Si ripartirà da qui, per ora senza eccessive aspettative. Ma, almeno in Ucraina, alcune cose sembrano stiano iniziando a mutare. I sondaggi, con tutti i limiti delle rilevazioni fatte in tempo di guerra, indicano che i favorevoli e i contrari alla cessione del Donbass sono il 50 e il 40 per cento dei rispondenti (interpellati solo tra la popolazione che vive nei territori controllati da Kiev), con i secondi in netta crescita. Nel frattempo, diverse figure politiche popolari, come il governatore di Mykolaiv Vitaly Kim, hanno iniziato a suggerire che, per quanto i territori siano importanti, la popolazione lo è ancora di più.
Lo scoop del Ft
Qualsiasi futuro ed eventuale mutamento di opinioni a Kiev sulla questione del Donbass passerà inevitabilmente per le famose garanzie di sicurezza, promesse da Stati Uniti ed Europa all’Ucraina per evitare che la pace si trasformi solo in una pausa prima di una nuova invasione russa. E su questo punto, il Financial Times ha rivelato cosa contiene il documento discusso segretamente in queste ultime settimane dagli alleati.

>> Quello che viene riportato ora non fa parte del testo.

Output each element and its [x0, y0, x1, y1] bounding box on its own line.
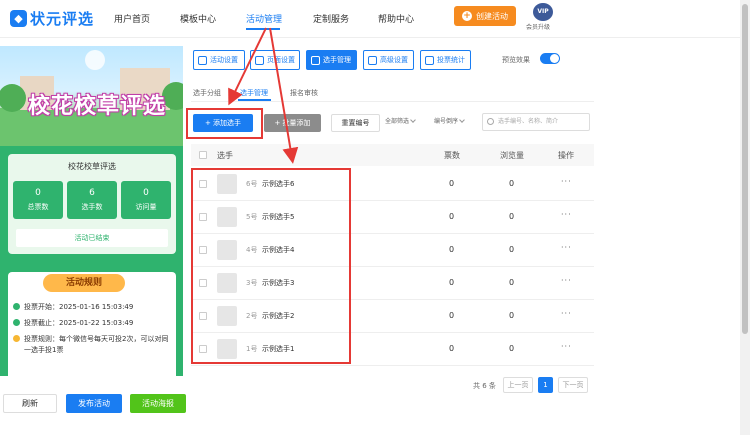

Le garanzie all’Ucraina, scrive il quotidiano, saranno articolate su diversi livelli. La prima azione, una volta raggiunto un cessate il fuoco, sarà l’invio in Ucraina di una forza multilaterale guidata da Francia e Regno Unito. Se nonostante questa «forza di deterrenza» ci sarà comunque un attacco russo, il documento prevede prima una risposta diplomatica nelle prime 24 ore e poi un’escalation militare che arriverà fino all’intervento con la partecipazione degli Stati Uniti se l’aggressione dovesse superare le 72 ore.
Il segretario Nato, Mark Rutte, che ieri si trovava a Kiev, non ha voluto commentare il contenuto dello scoop del quotidiano britannico, ma ha confermato che le garanzie prevedono un sistema «a tre livelli». Rutte ha poi assicurato che l’Europa riuscirà a raccogliere i 15 miliardi di euro richiesti da Kiev per acquistare armi americane nel programma Purl, un punto sul quale c’erano state polemiche da parte di Zelensky nei giorni scorsi.
Se lo scoop del Financial Times venisse confermato, significherebbe che Kiev ha ottenuto un’importante vittoria sul fronte delle garanzie. Il documento rivelato dal quotidiano corrisponde quasi perfettamente ai desideri ucraini, poiché prevede non solo un intervento armato a protezione del paese, ma anche il coinvolgimento diretto degli Stati Uniti. Per Zelensky sarebbe anche un ottimo risultato sul fronte dell’opinione pubblica interna.
Difficile però che il Cremlino possa accettare un simile documento. Mosca ha chiarito che non accetterà la presenza di truppe Nato in Ucraina e vuole inoltre avere voce in capitolo in qualsiasi meccanismo di sicurezza. In altre parole, chiede un effettivo diritto di veto su eventuali interventi militari. E visto che queste garanzie entreranno in vigore solo dopo l’eventuale pace, il Cremlino ha un modo semplice per evitare che vengano introdotte: continuare la guerra.